Sappiamo che nel 1492 la nave di Cristoforo Colombo si incagliò nel Mar dei Sargassi a causa della mancanza di vento: per tre giorni, mentre la nave e le sue navi gemelle erano alla deriva, incontrarono proprio il sargasso.
L’equipaggio della Santa Maria temette che la nave si sarebbe arenata, oppure che si sarebbe incagliata nelle alghe. Per questo motivo il mare divenne leggendario tra i marinai, oltre ai venti stranamente calmi, prima di essere descritto da Jules Verne nel romanzo Ventimila leghe sotto i mari.
Ma c’è di più.
Esposizioni significative (50-400 ppm) possono produrre difficoltà di respirazione, agitazione, confusione, nausea e vomito, pressione sanguigna elevata e perdita di coscienza – si legge nella review guidata dalla University Hospital of Martinique – A concentrazioni più elevate, [l’acido solfidrico prodotto dalle alghe in decomposizione] provoca rapidamente infarto miocardico, perdita di coscienza, convulsioni, acidosi e morte”.
Pertanto, secondo questa nuova teoria, parte della spiegazione sulla scomparsa delle navi nel Triangolo delle Bermuda potrebbe derivare dalla paura di questi primi marinai per la mancanza di vento e la massa di alghe, ma anche da possibili problemi di salute generati dalle alghe stesse.
Comunque, statisticamente, non si verificano più incidenti nel Triangolo delle Bermuda rispetto ad altre aree degli oceani e dei mari.

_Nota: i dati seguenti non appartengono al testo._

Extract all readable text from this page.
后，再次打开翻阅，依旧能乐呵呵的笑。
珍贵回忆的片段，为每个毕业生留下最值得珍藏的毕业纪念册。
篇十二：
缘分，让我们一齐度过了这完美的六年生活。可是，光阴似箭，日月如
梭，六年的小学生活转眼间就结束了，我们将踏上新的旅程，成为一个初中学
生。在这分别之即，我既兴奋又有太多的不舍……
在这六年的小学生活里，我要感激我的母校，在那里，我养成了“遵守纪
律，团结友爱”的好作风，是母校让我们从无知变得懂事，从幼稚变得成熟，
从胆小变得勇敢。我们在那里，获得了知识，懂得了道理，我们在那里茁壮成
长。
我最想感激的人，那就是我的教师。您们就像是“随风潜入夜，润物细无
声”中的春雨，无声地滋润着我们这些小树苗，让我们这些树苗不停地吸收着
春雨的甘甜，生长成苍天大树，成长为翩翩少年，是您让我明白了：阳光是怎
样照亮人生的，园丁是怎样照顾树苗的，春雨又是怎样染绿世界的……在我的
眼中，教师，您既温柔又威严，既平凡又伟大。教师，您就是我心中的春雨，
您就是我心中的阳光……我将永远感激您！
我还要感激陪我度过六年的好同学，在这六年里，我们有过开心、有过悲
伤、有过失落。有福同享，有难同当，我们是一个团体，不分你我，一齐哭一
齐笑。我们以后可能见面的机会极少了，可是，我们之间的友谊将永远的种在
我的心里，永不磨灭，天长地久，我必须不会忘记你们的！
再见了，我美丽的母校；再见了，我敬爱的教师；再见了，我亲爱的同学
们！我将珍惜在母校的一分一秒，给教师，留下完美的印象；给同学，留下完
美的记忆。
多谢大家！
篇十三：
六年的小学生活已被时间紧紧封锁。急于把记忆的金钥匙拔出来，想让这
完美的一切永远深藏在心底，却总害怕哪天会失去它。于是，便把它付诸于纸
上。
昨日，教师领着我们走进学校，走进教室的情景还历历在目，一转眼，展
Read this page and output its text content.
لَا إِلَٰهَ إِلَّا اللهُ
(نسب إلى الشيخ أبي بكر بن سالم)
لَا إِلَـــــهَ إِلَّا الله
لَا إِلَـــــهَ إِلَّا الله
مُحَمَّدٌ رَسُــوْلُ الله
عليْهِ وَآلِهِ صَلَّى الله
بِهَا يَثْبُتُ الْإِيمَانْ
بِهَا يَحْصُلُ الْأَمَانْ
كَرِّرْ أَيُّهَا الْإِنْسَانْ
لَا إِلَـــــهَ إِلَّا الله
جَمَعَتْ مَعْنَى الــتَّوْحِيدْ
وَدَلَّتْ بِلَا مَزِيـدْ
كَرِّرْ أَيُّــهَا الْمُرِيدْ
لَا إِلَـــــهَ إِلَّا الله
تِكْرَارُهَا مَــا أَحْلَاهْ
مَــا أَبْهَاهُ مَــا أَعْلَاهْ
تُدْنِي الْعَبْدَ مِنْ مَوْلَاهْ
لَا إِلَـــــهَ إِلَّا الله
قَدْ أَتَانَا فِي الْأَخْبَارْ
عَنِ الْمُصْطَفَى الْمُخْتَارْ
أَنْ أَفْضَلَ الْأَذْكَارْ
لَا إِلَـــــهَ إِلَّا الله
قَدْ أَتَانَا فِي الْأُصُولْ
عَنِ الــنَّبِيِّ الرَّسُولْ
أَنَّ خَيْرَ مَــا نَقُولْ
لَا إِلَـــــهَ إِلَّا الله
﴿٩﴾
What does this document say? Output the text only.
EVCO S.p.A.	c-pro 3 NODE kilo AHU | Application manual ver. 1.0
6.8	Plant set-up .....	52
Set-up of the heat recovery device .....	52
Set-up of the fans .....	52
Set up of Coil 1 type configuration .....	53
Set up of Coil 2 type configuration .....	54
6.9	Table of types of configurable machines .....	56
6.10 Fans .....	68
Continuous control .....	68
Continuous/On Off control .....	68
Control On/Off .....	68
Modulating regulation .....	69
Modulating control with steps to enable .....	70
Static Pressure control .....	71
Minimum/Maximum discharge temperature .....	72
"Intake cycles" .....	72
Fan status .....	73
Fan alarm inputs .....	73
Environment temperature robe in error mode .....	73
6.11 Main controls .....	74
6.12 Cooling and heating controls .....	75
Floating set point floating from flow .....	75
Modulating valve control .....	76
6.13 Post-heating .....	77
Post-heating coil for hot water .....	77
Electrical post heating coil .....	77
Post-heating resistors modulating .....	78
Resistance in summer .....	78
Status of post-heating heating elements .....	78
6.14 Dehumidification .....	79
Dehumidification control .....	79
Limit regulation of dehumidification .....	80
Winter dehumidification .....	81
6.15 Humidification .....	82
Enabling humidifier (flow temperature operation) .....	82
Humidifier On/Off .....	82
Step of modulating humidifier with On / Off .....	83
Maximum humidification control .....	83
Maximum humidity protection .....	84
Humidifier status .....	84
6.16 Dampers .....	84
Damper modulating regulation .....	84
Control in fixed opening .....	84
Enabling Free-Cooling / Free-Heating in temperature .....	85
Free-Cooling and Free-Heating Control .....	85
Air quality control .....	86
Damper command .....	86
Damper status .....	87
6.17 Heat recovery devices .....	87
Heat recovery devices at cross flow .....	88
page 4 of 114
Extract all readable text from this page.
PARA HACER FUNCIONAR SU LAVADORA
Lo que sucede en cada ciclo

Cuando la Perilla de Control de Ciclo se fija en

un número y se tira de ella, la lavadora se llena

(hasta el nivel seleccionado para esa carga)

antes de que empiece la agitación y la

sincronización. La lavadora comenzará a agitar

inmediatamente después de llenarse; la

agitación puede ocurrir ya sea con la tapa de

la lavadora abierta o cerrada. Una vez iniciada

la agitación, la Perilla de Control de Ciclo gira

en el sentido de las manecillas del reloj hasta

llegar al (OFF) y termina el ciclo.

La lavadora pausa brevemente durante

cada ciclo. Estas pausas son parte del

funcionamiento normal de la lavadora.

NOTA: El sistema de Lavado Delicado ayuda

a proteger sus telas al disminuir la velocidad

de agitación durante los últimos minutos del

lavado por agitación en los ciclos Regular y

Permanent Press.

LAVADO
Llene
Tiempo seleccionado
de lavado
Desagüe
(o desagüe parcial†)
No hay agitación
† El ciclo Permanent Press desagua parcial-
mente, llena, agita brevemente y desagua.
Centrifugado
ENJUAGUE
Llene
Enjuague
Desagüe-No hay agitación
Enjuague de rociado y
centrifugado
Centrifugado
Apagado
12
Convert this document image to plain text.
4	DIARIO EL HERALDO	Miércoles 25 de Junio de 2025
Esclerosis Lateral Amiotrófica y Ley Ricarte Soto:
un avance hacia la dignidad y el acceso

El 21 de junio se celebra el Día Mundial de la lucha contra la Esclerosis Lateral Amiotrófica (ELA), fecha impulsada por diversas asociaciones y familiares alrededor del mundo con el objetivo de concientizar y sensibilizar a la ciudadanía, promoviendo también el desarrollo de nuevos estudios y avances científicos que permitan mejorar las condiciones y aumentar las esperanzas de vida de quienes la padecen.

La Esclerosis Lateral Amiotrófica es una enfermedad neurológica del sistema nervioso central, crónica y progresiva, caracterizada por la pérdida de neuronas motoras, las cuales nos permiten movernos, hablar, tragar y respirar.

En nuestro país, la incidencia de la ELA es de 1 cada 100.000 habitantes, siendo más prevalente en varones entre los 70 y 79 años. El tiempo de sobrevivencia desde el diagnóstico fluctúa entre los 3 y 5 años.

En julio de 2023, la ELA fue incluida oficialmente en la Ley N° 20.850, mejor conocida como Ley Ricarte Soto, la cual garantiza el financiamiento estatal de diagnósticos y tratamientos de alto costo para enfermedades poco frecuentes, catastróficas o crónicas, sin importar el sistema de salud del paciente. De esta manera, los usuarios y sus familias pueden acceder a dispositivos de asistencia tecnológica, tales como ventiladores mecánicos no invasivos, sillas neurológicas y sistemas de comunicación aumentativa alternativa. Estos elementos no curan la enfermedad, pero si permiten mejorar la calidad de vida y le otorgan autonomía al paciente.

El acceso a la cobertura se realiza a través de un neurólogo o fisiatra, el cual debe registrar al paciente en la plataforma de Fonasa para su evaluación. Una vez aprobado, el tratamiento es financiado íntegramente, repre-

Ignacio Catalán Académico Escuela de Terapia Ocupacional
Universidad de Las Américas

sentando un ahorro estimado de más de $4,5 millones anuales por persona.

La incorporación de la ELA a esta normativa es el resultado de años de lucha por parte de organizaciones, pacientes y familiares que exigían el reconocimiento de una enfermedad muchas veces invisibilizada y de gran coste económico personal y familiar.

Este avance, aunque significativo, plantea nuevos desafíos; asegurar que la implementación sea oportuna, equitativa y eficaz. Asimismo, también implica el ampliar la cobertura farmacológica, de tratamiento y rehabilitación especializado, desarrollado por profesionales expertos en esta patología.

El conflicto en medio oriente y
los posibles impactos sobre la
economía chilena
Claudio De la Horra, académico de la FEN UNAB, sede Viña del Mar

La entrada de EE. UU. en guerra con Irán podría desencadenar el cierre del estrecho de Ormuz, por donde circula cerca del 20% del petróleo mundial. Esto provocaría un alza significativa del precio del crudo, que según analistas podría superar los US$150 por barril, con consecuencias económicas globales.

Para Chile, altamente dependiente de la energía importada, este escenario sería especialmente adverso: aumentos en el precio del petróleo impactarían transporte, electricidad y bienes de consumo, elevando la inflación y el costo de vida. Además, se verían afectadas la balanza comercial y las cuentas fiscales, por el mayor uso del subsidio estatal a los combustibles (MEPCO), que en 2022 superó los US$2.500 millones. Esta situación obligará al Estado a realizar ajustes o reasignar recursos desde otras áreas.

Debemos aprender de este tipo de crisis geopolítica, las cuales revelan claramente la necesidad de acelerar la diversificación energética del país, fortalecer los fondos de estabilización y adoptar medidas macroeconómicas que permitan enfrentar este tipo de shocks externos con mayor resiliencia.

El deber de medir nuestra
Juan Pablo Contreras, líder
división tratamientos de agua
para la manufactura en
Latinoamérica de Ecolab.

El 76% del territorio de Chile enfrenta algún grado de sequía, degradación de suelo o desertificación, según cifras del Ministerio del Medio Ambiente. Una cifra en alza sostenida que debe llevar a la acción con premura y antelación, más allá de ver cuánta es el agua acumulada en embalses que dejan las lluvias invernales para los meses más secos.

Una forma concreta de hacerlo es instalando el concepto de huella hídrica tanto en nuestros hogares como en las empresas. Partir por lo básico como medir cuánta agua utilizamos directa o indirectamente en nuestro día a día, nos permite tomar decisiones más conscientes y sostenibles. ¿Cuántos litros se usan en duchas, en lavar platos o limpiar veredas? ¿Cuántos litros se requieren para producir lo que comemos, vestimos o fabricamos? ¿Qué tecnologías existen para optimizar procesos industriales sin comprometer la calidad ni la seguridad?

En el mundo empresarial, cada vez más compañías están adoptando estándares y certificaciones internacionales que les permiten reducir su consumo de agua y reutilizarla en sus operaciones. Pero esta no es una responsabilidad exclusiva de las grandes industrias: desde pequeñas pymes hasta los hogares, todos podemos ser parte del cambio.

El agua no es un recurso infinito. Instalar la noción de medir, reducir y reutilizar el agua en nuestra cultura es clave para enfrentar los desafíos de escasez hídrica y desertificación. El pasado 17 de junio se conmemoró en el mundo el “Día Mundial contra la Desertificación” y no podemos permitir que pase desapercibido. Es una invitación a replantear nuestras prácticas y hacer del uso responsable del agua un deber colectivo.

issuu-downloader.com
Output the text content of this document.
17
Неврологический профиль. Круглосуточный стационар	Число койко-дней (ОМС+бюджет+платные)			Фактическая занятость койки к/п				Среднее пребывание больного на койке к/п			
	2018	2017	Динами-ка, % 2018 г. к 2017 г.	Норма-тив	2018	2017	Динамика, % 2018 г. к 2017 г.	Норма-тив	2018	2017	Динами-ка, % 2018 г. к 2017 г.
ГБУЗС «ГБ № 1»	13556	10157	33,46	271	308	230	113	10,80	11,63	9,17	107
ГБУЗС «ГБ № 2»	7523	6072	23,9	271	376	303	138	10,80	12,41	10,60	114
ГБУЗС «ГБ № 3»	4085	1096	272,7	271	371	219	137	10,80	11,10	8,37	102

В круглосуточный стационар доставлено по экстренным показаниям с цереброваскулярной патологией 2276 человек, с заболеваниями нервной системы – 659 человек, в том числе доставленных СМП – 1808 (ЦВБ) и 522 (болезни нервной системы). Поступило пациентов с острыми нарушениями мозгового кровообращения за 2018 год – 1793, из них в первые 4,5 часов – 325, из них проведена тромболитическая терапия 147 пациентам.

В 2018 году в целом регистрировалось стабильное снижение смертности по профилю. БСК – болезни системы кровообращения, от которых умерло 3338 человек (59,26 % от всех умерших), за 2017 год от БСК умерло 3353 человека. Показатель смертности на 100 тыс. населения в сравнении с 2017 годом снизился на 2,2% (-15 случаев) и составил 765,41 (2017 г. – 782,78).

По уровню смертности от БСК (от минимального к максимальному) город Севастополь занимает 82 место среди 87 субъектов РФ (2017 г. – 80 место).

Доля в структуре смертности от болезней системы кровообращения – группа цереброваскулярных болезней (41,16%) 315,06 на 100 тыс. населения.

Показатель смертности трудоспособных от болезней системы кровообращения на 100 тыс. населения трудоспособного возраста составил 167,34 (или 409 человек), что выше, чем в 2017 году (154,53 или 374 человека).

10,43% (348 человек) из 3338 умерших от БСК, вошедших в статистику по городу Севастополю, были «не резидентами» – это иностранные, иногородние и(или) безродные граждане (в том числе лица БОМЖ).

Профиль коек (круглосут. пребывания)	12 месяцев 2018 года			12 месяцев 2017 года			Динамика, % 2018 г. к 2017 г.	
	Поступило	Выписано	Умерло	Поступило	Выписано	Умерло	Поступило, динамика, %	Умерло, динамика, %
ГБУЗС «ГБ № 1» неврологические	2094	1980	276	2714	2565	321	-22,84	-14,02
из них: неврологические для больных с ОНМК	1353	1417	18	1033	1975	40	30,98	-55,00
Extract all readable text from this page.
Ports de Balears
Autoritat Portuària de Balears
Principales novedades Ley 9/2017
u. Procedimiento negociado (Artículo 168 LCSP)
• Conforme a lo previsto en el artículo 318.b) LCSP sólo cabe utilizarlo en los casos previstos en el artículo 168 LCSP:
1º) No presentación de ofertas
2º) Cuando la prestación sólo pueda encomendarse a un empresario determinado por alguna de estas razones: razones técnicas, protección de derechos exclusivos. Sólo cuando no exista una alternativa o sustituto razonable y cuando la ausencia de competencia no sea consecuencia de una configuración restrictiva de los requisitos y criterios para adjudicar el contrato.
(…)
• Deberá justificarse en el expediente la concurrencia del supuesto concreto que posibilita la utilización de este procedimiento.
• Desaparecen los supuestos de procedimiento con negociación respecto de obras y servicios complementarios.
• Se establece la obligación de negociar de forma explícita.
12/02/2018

In effetti, uno studio condotto nel 2013 che esaminava le acque più pericolose per la navigazione documentando incidenti e inconvenienti, non includeva il Triangolo delle Bermuda nella sua top 10.
Non è in effetti stato dimostrato che davvero il Triangolo delle Bermuda sia un luogo di morte, ma che lì ci siano probabili cause di incidenti forse ora sì.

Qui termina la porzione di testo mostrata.